Mais, cette description de la crise semblait accréditer la critique que les adversaires de la loi
des débouchés adressaient à Ricardo. Le texte des Principes suggérait, en effet, l’idée que la
crise n’était pas générale et que la surproduction de certaines marchandises avait pour
contrepartie une production insuffisante d’autres biens. Il semblait donc nier, comme lui
reprochait Sismondi (1824 : 340), la possibilité même d'un encombrement général des
marchés alors même qu’il semblait difficile de trouver, à cette époque, une industrie dont
l’offre était insuffisante. Say encourait la même critique quand il affirmait que « si certaines
marchandises ne se vendent pas, c’est parce que d’autres ne se produisent pas. » (1820 : 225)
Mill, en développant son analyse des crises commerciales, cherchait une solution à ce
problème en suggérant que l’apparition d’un excès d’offre de biens ne résulte pas d’une
production excessive de marchandises mais de la résorption de ce qu’il appelait, après Smith,
un over-trading, en d’autres termes une spéculation malheureuse sur le marché des biens.
Mais, alors que Say soutenait dans son Cours complet d’économie politique pratique (1828-
1829 : 474-475) que les crises commerciales avaient leur origine dans une émission excessive
de billets, Mill, qui était très hostile à une réglementation de l’activité bancaire, pensait que
l’origine des crises se trouve dans les erreurs que peuvent commettre les négociants quand ils
anticipent l’évolution future du prix des biens.

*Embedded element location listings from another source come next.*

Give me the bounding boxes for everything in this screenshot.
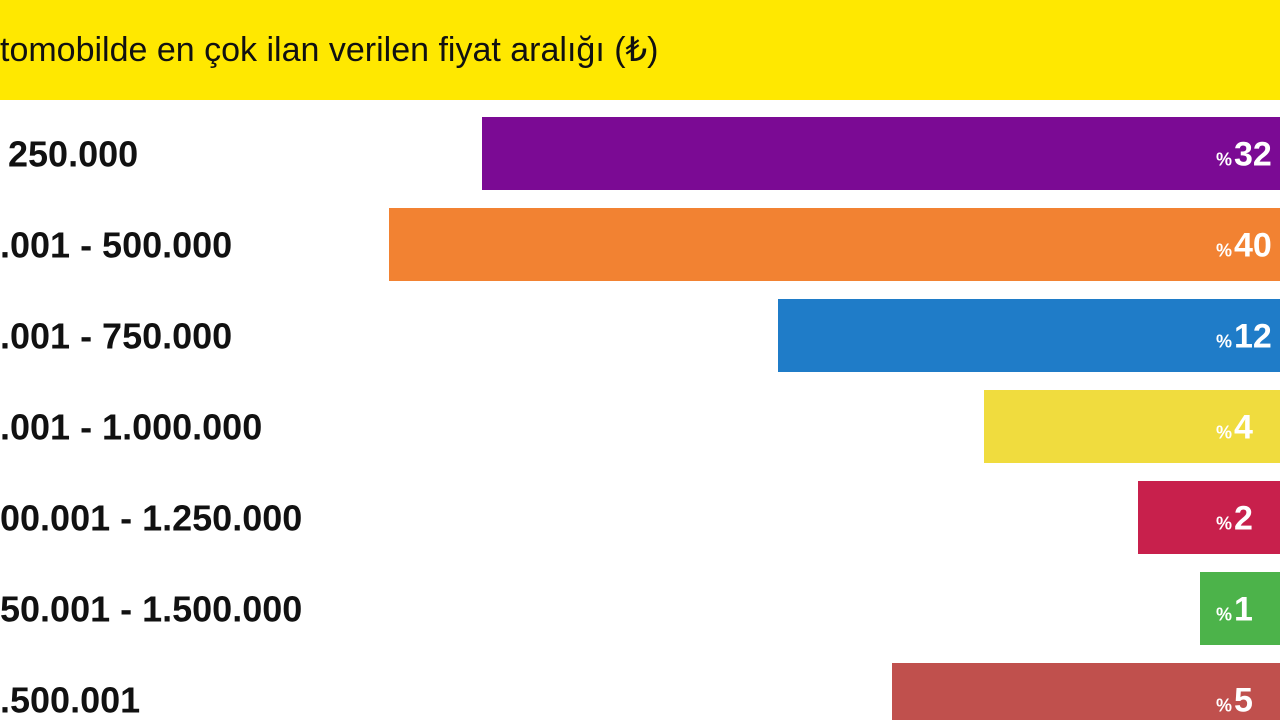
bar: [892, 663, 1280, 720]
bar: [984, 390, 1280, 463]
bar-row: .001 - 1.000.000 %4: [0, 390, 1280, 463]
bar-value-label: %5: [1216, 682, 1253, 720]
title-band: [0, 0, 1280, 100]
bar: [778, 299, 1280, 372]
category-label: .001 - 1.000.000: [0, 407, 262, 448]
bar: [1200, 572, 1280, 645]
bar-value-label: %40: [1216, 227, 1272, 265]
category-label: 50.001 - 1.500.000: [0, 589, 302, 630]
bar: [389, 208, 1280, 281]
bar-row: .001 - 750.000 %12: [0, 299, 1280, 372]
category-label: .001 - 750.000: [0, 316, 232, 357]
bar-row: .500.001 %5: [0, 663, 1280, 720]
category-label: .500.001: [0, 680, 140, 720]
category-label: 250.000: [8, 134, 138, 175]
bar-value-label: %32: [1216, 136, 1272, 174]
category-label: 00.001 - 1.250.000: [0, 498, 302, 539]
bar-value-label: %12: [1216, 318, 1272, 356]
bar-value-label: %1: [1216, 591, 1253, 629]
bar-row: 250.000 %32: [8, 117, 1280, 190]
bar: [482, 117, 1280, 190]
bar: [1138, 481, 1280, 554]
bar-value-label: %4: [1216, 409, 1253, 447]
bar-row: 50.001 - 1.500.000 %1: [0, 572, 1280, 645]
bar-row: 00.001 - 1.250.000 %2: [0, 481, 1280, 554]
chart-title: tomobilde en çok ilan verilen fiyat aral…: [0, 31, 659, 69]
category-label: .001 - 500.000: [0, 225, 232, 266]
bar-row: .001 - 500.000 %40: [0, 208, 1280, 281]
bar-value-label: %2: [1216, 500, 1253, 538]
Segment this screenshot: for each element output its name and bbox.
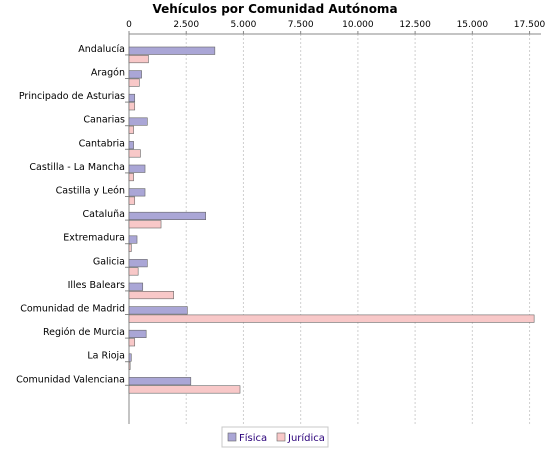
bar-fisica (128, 353, 132, 362)
x-tick-label: 5.000 (231, 20, 257, 30)
category-label: Castilla y León (56, 186, 125, 197)
category-label: Castilla - La Mancha (29, 162, 125, 173)
bar-fisica (128, 46, 216, 55)
bar-fisica (128, 235, 138, 244)
category-label: Comunidad de Madrid (20, 304, 125, 315)
bar-juridica (128, 361, 131, 370)
category-labels: Andalucía Aragón Principado de Asturias Can… (16, 44, 125, 385)
category-label: Comunidad Valenciana (16, 374, 125, 385)
x-tick-label: 17.500 (514, 20, 546, 30)
bar-juridica (128, 102, 136, 111)
legend-box (221, 426, 329, 448)
axes: 0 2.500 5.000 7.500 10.000 12.500 15.000 17.500 (125, 20, 546, 424)
category-label: Andalucía (78, 44, 125, 55)
category-label: La Rioja (87, 351, 125, 362)
legend-label: Física (239, 432, 267, 444)
x-tick-label: 10.000 (342, 20, 374, 30)
grid-lines (185, 34, 531, 424)
x-tick-label: 7.500 (288, 20, 314, 30)
bar-fisica (128, 141, 134, 150)
bar-fisica (128, 93, 136, 102)
bar-juridica (128, 125, 134, 134)
category-label: Galicia (93, 256, 125, 267)
bar-juridica (128, 267, 139, 276)
bar-juridica (128, 173, 134, 182)
bar-juridica (128, 290, 174, 300)
x-tick-label: 0 (126, 20, 132, 30)
chart-title: Vehículos por Comunidad Autónoma (152, 2, 397, 16)
bar-juridica (128, 314, 535, 323)
bar-juridica (128, 220, 162, 229)
bar-fisica (128, 188, 146, 197)
bar-fisica (128, 282, 144, 291)
bar-juridica (128, 338, 136, 347)
bar-fisica (128, 164, 146, 173)
bar-juridica (128, 54, 149, 64)
category-label: Illes Balears (68, 280, 125, 291)
bar-juridica (128, 196, 136, 205)
category-label: Aragón (91, 68, 125, 79)
x-tick-label: 2.500 (173, 20, 199, 30)
bar-fisica (128, 211, 206, 220)
bar-fisica (128, 259, 148, 268)
legend: Física Jurídica (221, 426, 329, 448)
legend-swatch (276, 432, 286, 442)
legend-swatch (227, 432, 237, 442)
x-tick-label: 15.000 (457, 20, 489, 30)
category-label: Canarias (83, 115, 125, 126)
x-tick-label: 12.500 (399, 20, 431, 30)
bar-fisica (128, 117, 148, 126)
category-label: Cataluña (82, 209, 125, 220)
bar-juridica (128, 78, 140, 87)
bar-fisica (128, 329, 147, 339)
legend-label: Jurídica (287, 432, 325, 444)
bars (128, 46, 535, 394)
bar-fisica (128, 70, 142, 79)
category-label: Región de Murcia (43, 327, 125, 338)
bar-fisica (128, 306, 188, 315)
category-label: Principado de Asturias (19, 91, 125, 102)
category-label: Extremadura (63, 233, 125, 244)
bar-juridica (128, 243, 132, 252)
bar-fisica (128, 377, 192, 386)
bar-juridica (128, 385, 241, 394)
category-label: Cantabria (79, 138, 125, 149)
bar-juridica (128, 149, 141, 158)
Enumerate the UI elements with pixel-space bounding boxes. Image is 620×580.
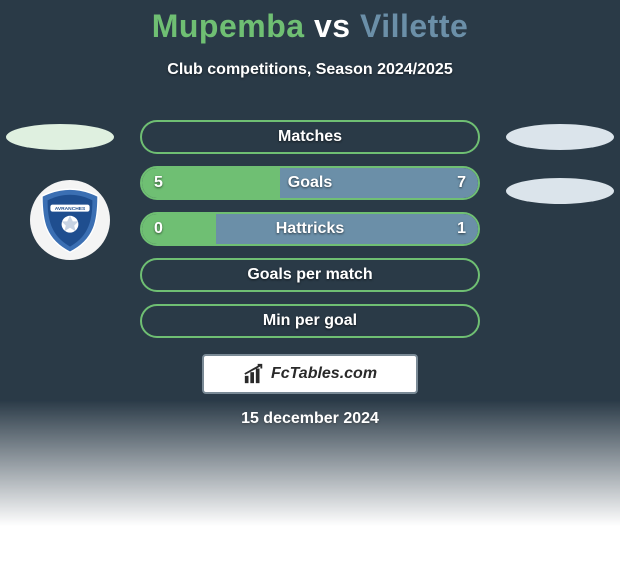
ellipse-right-2 [506,178,614,204]
stats-container: Matches 57Goals 01Hattricks Goals per match… [140,120,480,350]
club-crest-icon: AVRANCHES [35,185,105,255]
stat-row: 57Goals [140,166,480,200]
bars-icon [243,363,265,385]
subtitle: Club competitions, Season 2024/2025 [0,61,620,79]
stat-label: Hattricks [142,220,478,238]
svg-text:AVRANCHES: AVRANCHES [55,206,86,212]
page-title: Mupemba vs Villette [0,0,620,45]
title-player2: Villette [360,8,468,44]
date-label: 15 december 2024 [0,410,620,428]
stat-row: 01Hattricks [140,212,480,246]
content: Mupemba vs Villette Club competitions, S… [0,0,620,580]
title-player1: Mupemba [152,8,305,44]
ellipse-left [6,124,114,150]
brand-text: FcTables.com [271,365,377,383]
stat-label: Goals [142,174,478,192]
brand-badge: FcTables.com [202,354,418,394]
stat-label: Min per goal [142,312,478,330]
title-vs: vs [314,8,351,44]
ellipse-right [506,124,614,150]
stat-row: Goals per match [140,258,480,292]
stat-row: Matches [140,120,480,154]
stat-label: Matches [142,128,478,146]
stat-row: Min per goal [140,304,480,338]
player1-avatar: AVRANCHES [30,180,110,260]
stat-label: Goals per match [142,266,478,284]
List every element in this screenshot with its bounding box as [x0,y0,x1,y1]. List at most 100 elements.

Mill développa son analyse de la loi des débouchés, d’abord, dans un texte intitulé
« De l’influence de la consommation sur la production » qu’il rédigea en 1829-1830 mais
qu’il publia seulement en 1844 dans ses Essais sur quelques questions non résolues en
économie politique. Il revint sur ce problème en 1848 dans les Principes d’économie
politique, en particulier, dans le chapitre V du livre 1 où il traite des propositions
fondamentales qui concernent le capital et dans le chapitre XIV du livre 3 où il analyse les
excès d’offre. La comparaison des Principes et des Essais a suscité l’embarras de nombreux
lecteurs de Mill. Même si les conclusions sont similaires — il ne peut exister un excès
permanent de la production (Mill, 1844 : 174) ; la théorie de la surproduction générale
implique une absurdité (Id., 1848, t. 2 : 574) — le ton des deux textes est bien différent. En
1844, Mill admet que, dans une économie où la monnaie est moyen de paiement, l’achat et la
vente sont temporellement séparés. Dans ces conditions, il se peut qu’à certains moments les
2 À ma connaissance, l’expression « loi de Say » n’apparaît pas dans l’œuvre de Mill.